Carmella Neal, Editor

Journalism is important. The 10-person crew that runs the Lakes Ledger has spent the past academic year learning and practicing their reporting, research and argumentative skills to come to this conclusion.  

In 2019, the Ledger was a printed publication that provided monthly editions placed in multiple locations around the school. The last time the Ledger was up and running was in 2005. Joe Clark, Lake’s Journalism Class Instructor, proposed a switch to an online publication to the CPSD through the use of Snosites, a media-platform site for students.  

The integration of online news has made the student published paper accessible and more popular that previous years’. Since its first publication in Fall of 2020, the Ledger has amassed 1,700 readers. For its students, receiving comments and starting discussion around covered topics has been valuable.  

Every month, student reporters publish multiple stories covering school, national, and local news. Some articles are opinions/editorials, giving students the opportunity to share their perspectives and arguments surrounding issues that affect them and their community.  

Throughout the news cycle, student reporters begin with a brainstorming session where they collect current events and stories that have recently passed throughout intersecting communities. They then draft, peer edit, and publish on assigned dates.  

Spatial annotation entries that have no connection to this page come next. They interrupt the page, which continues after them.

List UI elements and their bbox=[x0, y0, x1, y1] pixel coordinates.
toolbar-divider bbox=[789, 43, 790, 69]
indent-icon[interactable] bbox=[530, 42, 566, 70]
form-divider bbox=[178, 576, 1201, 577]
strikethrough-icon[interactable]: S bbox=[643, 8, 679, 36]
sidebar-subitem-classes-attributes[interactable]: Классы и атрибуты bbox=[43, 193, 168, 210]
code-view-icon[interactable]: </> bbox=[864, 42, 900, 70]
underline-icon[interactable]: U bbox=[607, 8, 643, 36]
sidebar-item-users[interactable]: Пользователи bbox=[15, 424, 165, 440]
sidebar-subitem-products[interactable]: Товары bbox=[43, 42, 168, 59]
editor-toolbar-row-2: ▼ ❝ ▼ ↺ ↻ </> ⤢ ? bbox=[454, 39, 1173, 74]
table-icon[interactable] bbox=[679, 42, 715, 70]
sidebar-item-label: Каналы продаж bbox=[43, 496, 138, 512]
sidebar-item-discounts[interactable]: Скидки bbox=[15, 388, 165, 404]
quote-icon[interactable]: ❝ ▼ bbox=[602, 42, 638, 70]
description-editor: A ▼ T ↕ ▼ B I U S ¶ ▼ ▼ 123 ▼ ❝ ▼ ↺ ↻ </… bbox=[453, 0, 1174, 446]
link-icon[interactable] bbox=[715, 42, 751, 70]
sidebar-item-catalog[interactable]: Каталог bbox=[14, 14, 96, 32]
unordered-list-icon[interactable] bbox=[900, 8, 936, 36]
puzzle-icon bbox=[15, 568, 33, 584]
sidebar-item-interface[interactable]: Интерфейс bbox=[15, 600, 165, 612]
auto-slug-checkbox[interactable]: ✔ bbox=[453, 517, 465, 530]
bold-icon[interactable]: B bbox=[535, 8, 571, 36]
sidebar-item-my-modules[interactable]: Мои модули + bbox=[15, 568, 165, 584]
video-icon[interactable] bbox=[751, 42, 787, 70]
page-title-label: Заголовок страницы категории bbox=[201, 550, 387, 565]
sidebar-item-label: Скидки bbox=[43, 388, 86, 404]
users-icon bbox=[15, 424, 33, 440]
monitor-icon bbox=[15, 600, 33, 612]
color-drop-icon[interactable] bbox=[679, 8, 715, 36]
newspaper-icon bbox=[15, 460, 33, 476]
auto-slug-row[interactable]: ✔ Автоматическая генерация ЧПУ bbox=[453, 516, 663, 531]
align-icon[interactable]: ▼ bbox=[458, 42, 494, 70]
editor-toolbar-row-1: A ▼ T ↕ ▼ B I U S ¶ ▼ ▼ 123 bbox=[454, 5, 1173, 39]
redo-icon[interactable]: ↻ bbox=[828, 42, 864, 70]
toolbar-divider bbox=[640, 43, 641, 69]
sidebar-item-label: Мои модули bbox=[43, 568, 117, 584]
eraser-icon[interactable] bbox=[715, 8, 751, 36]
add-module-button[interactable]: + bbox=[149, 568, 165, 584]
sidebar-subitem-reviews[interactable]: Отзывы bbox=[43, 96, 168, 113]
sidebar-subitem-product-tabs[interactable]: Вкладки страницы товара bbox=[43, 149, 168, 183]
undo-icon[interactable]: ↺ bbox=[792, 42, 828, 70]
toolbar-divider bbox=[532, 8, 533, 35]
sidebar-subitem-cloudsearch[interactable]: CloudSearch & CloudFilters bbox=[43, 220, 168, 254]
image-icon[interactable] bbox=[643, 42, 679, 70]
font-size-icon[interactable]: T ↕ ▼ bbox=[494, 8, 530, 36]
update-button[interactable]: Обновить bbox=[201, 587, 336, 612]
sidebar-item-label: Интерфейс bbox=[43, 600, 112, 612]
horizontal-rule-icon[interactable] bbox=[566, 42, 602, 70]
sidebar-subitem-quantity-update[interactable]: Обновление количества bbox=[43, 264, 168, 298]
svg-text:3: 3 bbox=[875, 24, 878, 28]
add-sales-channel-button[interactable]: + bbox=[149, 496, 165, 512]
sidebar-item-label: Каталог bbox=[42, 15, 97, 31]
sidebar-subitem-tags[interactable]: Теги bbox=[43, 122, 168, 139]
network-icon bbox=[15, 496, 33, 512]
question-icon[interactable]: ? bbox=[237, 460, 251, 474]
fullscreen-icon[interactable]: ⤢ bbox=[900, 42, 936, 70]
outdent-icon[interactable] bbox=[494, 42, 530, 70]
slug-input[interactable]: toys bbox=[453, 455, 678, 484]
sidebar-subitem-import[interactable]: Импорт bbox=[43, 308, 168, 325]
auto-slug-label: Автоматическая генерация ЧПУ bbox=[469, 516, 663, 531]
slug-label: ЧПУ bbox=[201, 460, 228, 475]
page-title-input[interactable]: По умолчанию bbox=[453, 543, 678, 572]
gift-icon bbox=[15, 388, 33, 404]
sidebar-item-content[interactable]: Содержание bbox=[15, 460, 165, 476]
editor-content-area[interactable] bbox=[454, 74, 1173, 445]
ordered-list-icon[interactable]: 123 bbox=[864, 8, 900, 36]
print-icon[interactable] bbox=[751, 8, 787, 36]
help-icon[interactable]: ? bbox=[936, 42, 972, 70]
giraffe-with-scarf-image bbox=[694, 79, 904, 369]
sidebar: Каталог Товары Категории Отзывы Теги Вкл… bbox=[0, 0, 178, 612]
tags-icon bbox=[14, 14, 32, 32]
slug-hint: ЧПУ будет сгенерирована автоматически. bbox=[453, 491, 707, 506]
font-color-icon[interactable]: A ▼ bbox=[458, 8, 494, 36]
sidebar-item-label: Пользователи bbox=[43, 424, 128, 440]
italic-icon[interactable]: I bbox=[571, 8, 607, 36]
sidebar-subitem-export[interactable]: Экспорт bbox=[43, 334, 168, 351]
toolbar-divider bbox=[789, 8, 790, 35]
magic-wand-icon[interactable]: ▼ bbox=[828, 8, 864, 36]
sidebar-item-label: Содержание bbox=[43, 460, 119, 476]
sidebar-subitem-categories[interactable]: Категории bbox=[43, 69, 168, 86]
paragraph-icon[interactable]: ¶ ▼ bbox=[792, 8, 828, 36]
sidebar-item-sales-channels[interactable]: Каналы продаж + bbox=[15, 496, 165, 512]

With the year experienced, a space for processing has connected readers and writers together through the bond of news. A global pandemic, online school, civil rights protests and an election year have given the Ledger’s writers plenty to circulate.  

With the political climate and health crisis, Journalism has been even more influential than ever for students. Reporters have learned in-depth through class time, the need for factual and unbiased news in the American republic as well as a global setting. Social media’s grasp on information or more commonly misinformation, with its individually-tailored format designed to provide opinions and reporting that does not contrast its viewership, the young generation can fall easily pray.  

Structures like school can provide a steady outlet for students to receive an education about how to critically think and determine what is newsworthy and factual. As Gen Z gets older, a clear approach to understanding current events by finding credible and informed news is extremely necessary.  

Not only can students study and report on topics and events that interest them, they also are made to explore and read about others that they are not familiar with. Widening students’ scope of the news through real publications separate from Instagram, TikTok, and Facebook could greatly benefit their perception and interaction with the world around them, whether it be through social activism, environmental issues, or politics. If every student in the school district took a semester or even year of journalism, students would be more mindful of the communities they take part in.  

The Ledger’s success in building a base of readers is just one advantage of a committed and meaningful class: young reporters take with them the ability to see, process, and determine their values and opinions of their surroundings with an open mind.